Prabowo dan Mahfud MD. [Ist]

Ketiadaan justifikasi yang jelas, kata Mahfud, membuka ruang bagi spekulasi liar di tengah masyarakat dan berpotensi menggerus kepercayaan publik.

Baca Juga: Korban Politik Era Jokowi Bakal Dapat Amnesti Jilid II dari Prabowo Saat 17 Agustus, Siapa Saja?

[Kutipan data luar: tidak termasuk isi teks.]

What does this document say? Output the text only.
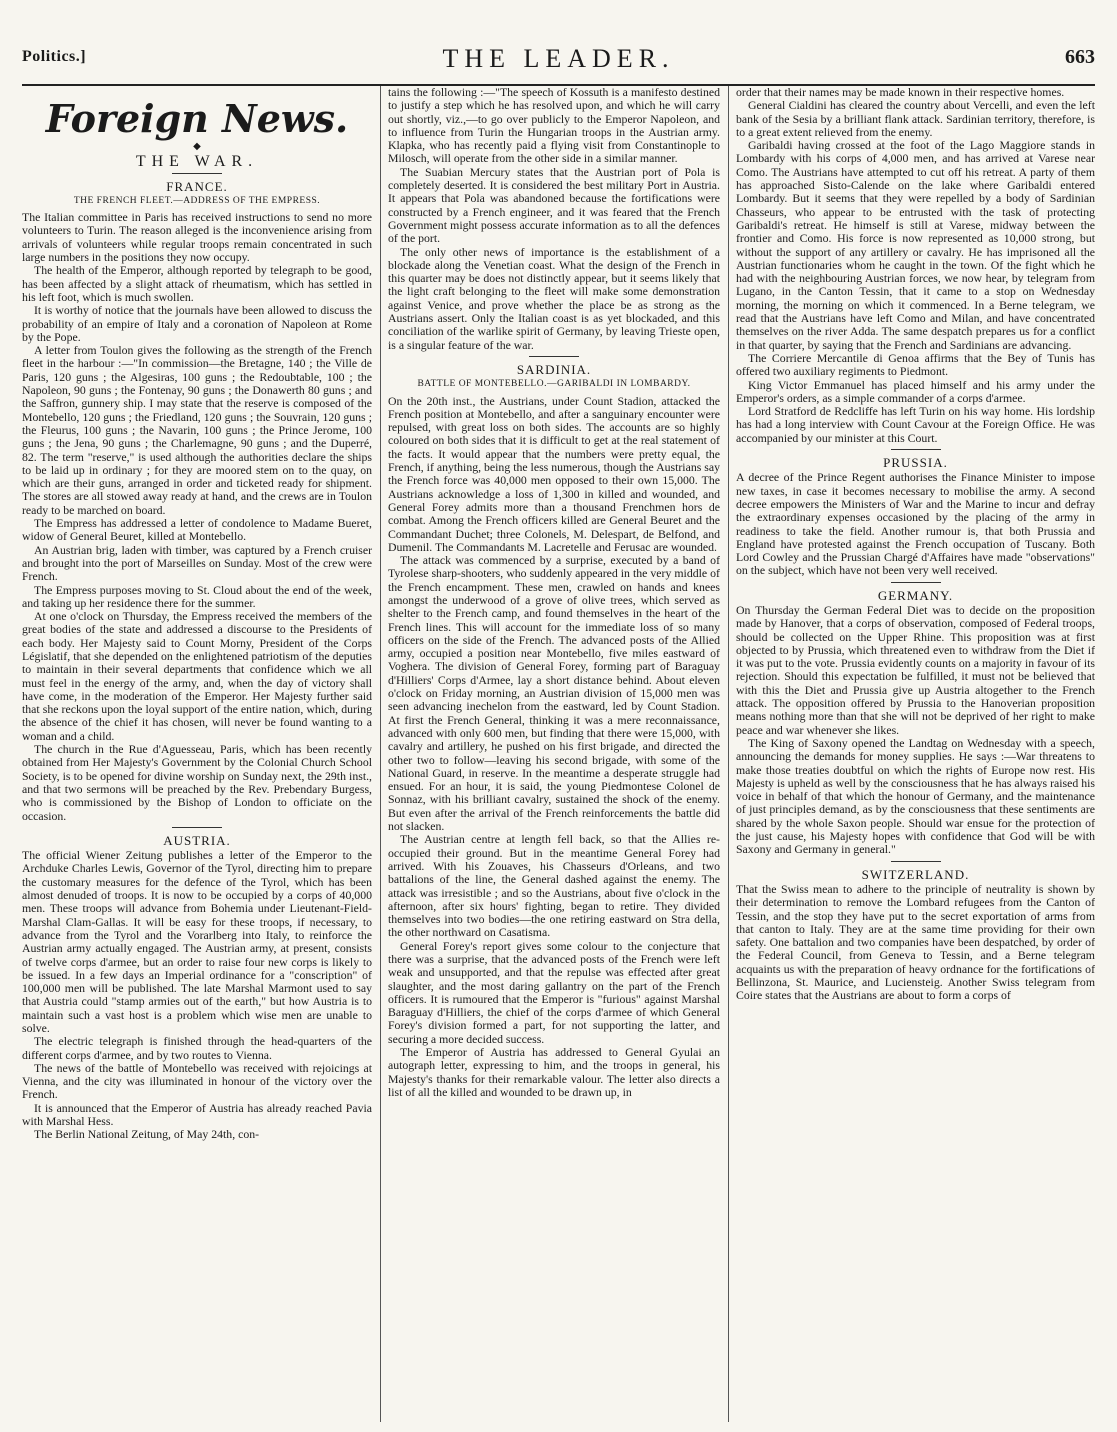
Politics.]	THE LEADER.	663
Foreign News.
◆
THE WAR.
FRANCE.
THE FRENCH FLEET.—ADDRESS OF THE EMPRESS.

The Italian committee in Paris has received instructions to send no more volunteers to Turin. The reason alleged is the inconvenience arising from arrivals of volunteers while regular troops remain concentrated in such large numbers in the positions they now occupy.

The health of the Emperor, although reported by telegraph to be good, has been affected by a slight attack of rheumatism, which has settled in his left foot, which is much swollen.

It is worthy of notice that the journals have been allowed to discuss the probability of an empire of Italy and a coronation of Napoleon at Rome by the Pope.

A letter from Toulon gives the following as the strength of the French fleet in the harbour :—"In commission—the Bretagne, 140 ; the Ville de Paris, 120 guns ; the Algesiras, 100 guns ; the Redoubtable, 100 ; the Napoleon, 90 guns ; the Fontenay, 90 guns ; the Donawerth 80 guns ; and the Saffron, gunnery ship. I may state that the reserve is composed of the Montebello, 120 guns ; the Friedland, 120 guns ; the Souvrain, 120 guns ; the Fleurus, 100 guns ; the Navarin, 100 guns ; the Prince Jerome, 100 guns ; the Jena, 90 guns ; the Charlemagne, 90 guns ; and the Duperré, 82. The term "reserve," is used although the authorities declare the ships to be laid up in ordinary ; for they are moored stem on to the quay, on which are their guns, arranged in order and ticketed ready for shipment. The stores are all stowed away ready at hand, and the crews are in Toulon ready to be marched on board.

The Empress has addressed a letter of condolence to Madame Bueret, widow of General Beuret, killed at Montebello.

An Austrian brig, laden with timber, was captured by a French cruiser and brought into the port of Marseilles on Sunday. Most of the crew were French.

The Empress purposes moving to St. Cloud about the end of the week, and taking up her residence there for the summer.

At one o'clock on Thursday, the Empress received the members of the great bodies of the state and addressed a discourse to the Presidents of each body. Her Majesty said to Count Morny, President of the Corps Législatif, that she depended on the enlightened patriotism of the deputies to maintain in their several departments that confidence which we all must feel in the energy of the army, and, when the day of victory shall have come, in the moderation of the Emperor. Her Majesty further said that she reckons upon the loyal support of the entire nation, which, during the absence of the chief it has chosen, will never be found wanting to a woman and a child.

The church in the Rue d'Aguesseau, Paris, which has been recently obtained from Her Majesty's Government by the Colonial Church School Society, is to be opened for divine worship on Sunday next, the 29th inst., and that two sermons will be preached by the Rev. Prebendary Burgess, who is commissioned by the Bishop of London to officiate on the occasion.

AUSTRIA.

The official Wiener Zeitung publishes a letter of the Emperor to the Archduke Charles Lewis, Governor of the Tyrol, directing him to prepare the customary measures for the defence of the Tyrol, which has been almost denuded of troops. It is now to be occupied by a corps of 40,000 men. These troops will advance from Bohemia under Lieutenant-Field-Marshal Clam-Gallas. It will be easy for these troops, if necessary, to advance from the Tyrol and the Vorarlberg into Italy, to reinforce the Austrian army actually engaged. The Austrian army, at present, consists of twelve corps d'armee, but an order to raise four new corps is likely to be issued. In a few days an Imperial ordinance for a "conscription" of 100,000 men will be published. The late Marshal Marmont used to say that Austria could "stamp armies out of the earth," but how Austria is to maintain such a vast host is a problem which wise men are unable to solve.

The electric telegraph is finished through the head-quarters of the different corps d'armee, and by two routes to Vienna.

The news of the battle of Montebello was received with rejoicings at Vienna, and the city was illuminated in honour of the victory over the French.

It is announced that the Emperor of Austria has already reached Pavia with Marshal Hess.

The Berlin National Zeitung, of May 24th, con-

tains the following :—"The speech of Kossuth is a manifesto destined to justify a step which he has resolved upon, and which he will carry out shortly, viz.,—to go over publicly to the Emperor Napoleon, and to influence from Turin the Hungarian troops in the Austrian army. Klapka, who has recently paid a flying visit from Constantinople to Milosch, will operate from the other side in a similar manner.

The Suabian Mercury states that the Austrian port of Pola is completely deserted. It is considered the best military Port in Austria. It appears that Pola was abandoned because the fortifications were constructed by a French engineer, and it was feared that the French Government might possess accurate information as to all the defences of the port.

The only other news of importance is the establishment of a blockade along the Venetian coast. What the design of the French in this quarter may be does not distinctly appear, but it seems likely that the light craft belonging to the fleet will make some demonstration against Venice, and prove whether the place be as strong as the Austrians assert. Only the Italian coast is as yet blockaded, and this conciliation of the warlike spirit of Germany, by leaving Trieste open, is a singular feature of the war.

SARDINIA.
BATTLE OF MONTEBELLO.—GARIBALDI IN LOMBARDY.

On the 20th inst., the Austrians, under Count Stadion, attacked the French position at Montebello, and after a sanguinary encounter were repulsed, with great loss on both sides. The accounts are so highly coloured on both sides that it is difficult to get at the real statement of the facts. It would appear that the numbers were pretty equal, the French, if anything, being the less numerous, though the Austrians say the French force was 40,000 men opposed to their own 15,000. The Austrians acknowledge a loss of 1,300 in killed and wounded, and General Forey admits more than a thousand Frenchmen hors de combat. Among the French officers killed are General Beuret and the Commandant Duchet; three Colonels, M. Delespart, de Belfond, and Dumenil. The Commandants M. Lacretelle and Ferusac are wounded.

The attack was commenced by a surprise, executed by a band of Tyrolese sharp-shooters, who suddenly appeared in the very middle of the French encampment. These men, crawled on hands and knees amongst the underwood of a grove of olive trees, which served as shelter to the French camp, and found themselves in the heart of the French lines. This will account for the immediate loss of so many officers on the side of the French. The advanced posts of the Allied army, occupied a position near Montebello, five miles eastward of Voghera. The division of General Forey, forming part of Baraguay d'Hilliers' Corps d'Armee, lay a short distance behind. About eleven o'clock on Friday morning, an Austrian division of 15,000 men was seen advancing inechelon from the eastward, led by Count Stadion. At first the French General, thinking it was a mere reconnaissance, advanced with only 600 men, but finding that there were 15,000, with cavalry and artillery, he pushed on his first brigade, and directed the other two to follow—leaving his second brigade, with some of the National Guard, in reserve. In the meantime a desperate struggle had ensued. For an hour, it is said, the young Piedmontese Colonel de Sonnaz, with his brilliant cavalry, sustained the shock of the enemy. But even after the arrival of the French reinforcements the battle did not slacken.

The Austrian centre at length fell back, so that the Allies re-occupied their ground. But in the meantime General Forey had arrived. With his Zouaves, his Chasseurs d'Orleans, and two battalions of the line, the General dashed against the enemy. The attack was irresistible ; and so the Austrians, about five o'clock in the afternoon, after six hours' fighting, began to retire. They divided themselves into two bodies—the one retiring eastward on Stra della, the other northward on Casatisma.

General Forey's report gives some colour to the conjecture that there was a surprise, that the advanced posts of the French were left weak and unsupported, and that the repulse was effected after great slaughter, and the most daring gallantry on the part of the French officers. It is rumoured that the Emperor is "furious" against Marshal Baraguay d'Hilliers, the chief of the corps d'armee of which General Forey's division formed a part, for not supporting the latter, and securing a more decided success.

The Emperor of Austria has addressed to General Gyulai an autograph letter, expressing to him, and the troops in general, his Majesty's thanks for their remarkable valour. The letter also directs a list of all the killed and wounded to be drawn up, in

order that their names may be made known in their respective homes.

General Cialdini has cleared the country about Vercelli, and even the left bank of the Sesia by a brilliant flank attack. Sardinian territory, therefore, is to a great extent relieved from the enemy.

Garibaldi having crossed at the foot of the Lago Maggiore stands in Lombardy with his corps of 4,000 men, and has arrived at Varese near Como. The Austrians have attempted to cut off his retreat. A party of them has approached Sisto-Calende on the lake where Garibaldi entered Lombardy. But it seems that they were repelled by a body of Sardinian Chasseurs, who appear to be entrusted with the task of protecting Garibaldi's retreat. He himself is still at Varese, midway between the frontier and Como. His force is now represented as 10,000 strong, but without the support of any artillery or cavalry. He has imprisoned all the Austrian functionaries whom he caught in the town. Of the fight which he had with the neighbouring Austrian forces, we now hear, by telegram from Lugano, in the Canton Tessin, that it came to a stop on Wednesday morning, the morning on which it commenced. In a Berne telegram, we read that the Austrians have left Como and Milan, and have concentrated themselves on the river Adda. The same despatch prepares us for a conflict in that quarter, by saying that the French and Sardinians are advancing.

The Corriere Mercantile di Genoa affirms that the Bey of Tunis has offered two auxiliary regiments to Piedmont.

King Victor Emmanuel has placed himself and his army under the Emperor's orders, as a simple commander of a corps d'armee.

Lord Stratford de Redcliffe has left Turin on his way home. His lordship has had a long interview with Count Cavour at the Foreign Office. He was accompanied by our minister at this Court.

PRUSSIA.

A decree of the Prince Regent authorises the Finance Minister to impose new taxes, in case it becomes necessary to mobilise the army. A second decree empowers the Ministers of War and the Marine to incur and defray the extraordinary expenses occasioned by the placing of the army in readiness to take the field. Another rumour is, that both Prussia and England have protested against the French occupation of Tuscany. Both Lord Cowley and the Prussian Chargé d'Affaires have made "observations" on the subject, which have not been very well received.

GERMANY.

On Thursday the German Federal Diet was to decide on the proposition made by Hanover, that a corps of observation, composed of Federal troops, should be collected on the Upper Rhine. This proposition was at first objected to by Prussia, which threatened even to withdraw from the Diet if it was put to the vote. Prussia evidently counts on a majority in favour of its rejection. Should this expectation be fulfilled, it must not be believed that with this the Diet and Prussia give up Austria altogether to the French attack. The opposition offered by Prussia to the Hanoverian proposition means nothing more than that she will not be deprived of her right to make peace and war whenever she likes.

The King of Saxony opened the Landtag on Wednesday with a speech, announcing the demands for money supplies. He says :—War threatens to make those treaties doubtful on which the rights of Europe now rest. His Majesty is upheld as well by the consciousness that he has always raised his voice in behalf of that which the honour of Germany, and the maintenance of just principles demand, as by the consciousness that these sentiments are shared by the whole Saxon people. Should war ensue for the protection of the just cause, his Majesty hopes with confidence that God will be with Saxony and Germany in general."

SWITZERLAND.

That the Swiss mean to adhere to the principle of neutrality is shown by their determination to remove the Lombard refugees from the Canton of Tessin, and the stop they have put to the secret exportation of arms from that canton to Italy. They are at the same time providing for their own safety. One battalion and two companies have been despatched, by order of the Federal Council, from Geneva to Tessin, and a Berne telegram acquaints us with the preparation of heavy ordnance for the fortifications of Bellinzona, St. Maurice, and Luciensteig. Another Swiss telegram from Coire states that the Austrians are about to form a corps of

"Publik bisa bertanya-tanya tentang motif di balik keputusan tersebut," tegasnya.

Mahfud MD mengakui bahwa pemberian amnesti dan abolisi merupakan hak prerogatif presiden yang bersifat subjektif.

Namun, ia mengingatkan bahwa hak tersebut tidak absolut dan harus dilandasi oleh pertimbangan yang rasional, objektif, serta dapat dipertanggungjawabkan kepada publik.

Untuk mencegah praktik ini menjadi preseden buruk, Mahfud mendorong adanya perbaikan mekanisme di Parlemen.

Pembahasan terkait usulan amnesti dan abolisi dari presiden harus dilakukan secara terbuka agar publik dapat turut mengawasi.

"Dasar pertimbangan amnesti/abolisi harus jelas dan mekanisme di DPR dilakukan secara terbuka," kata Mahfud.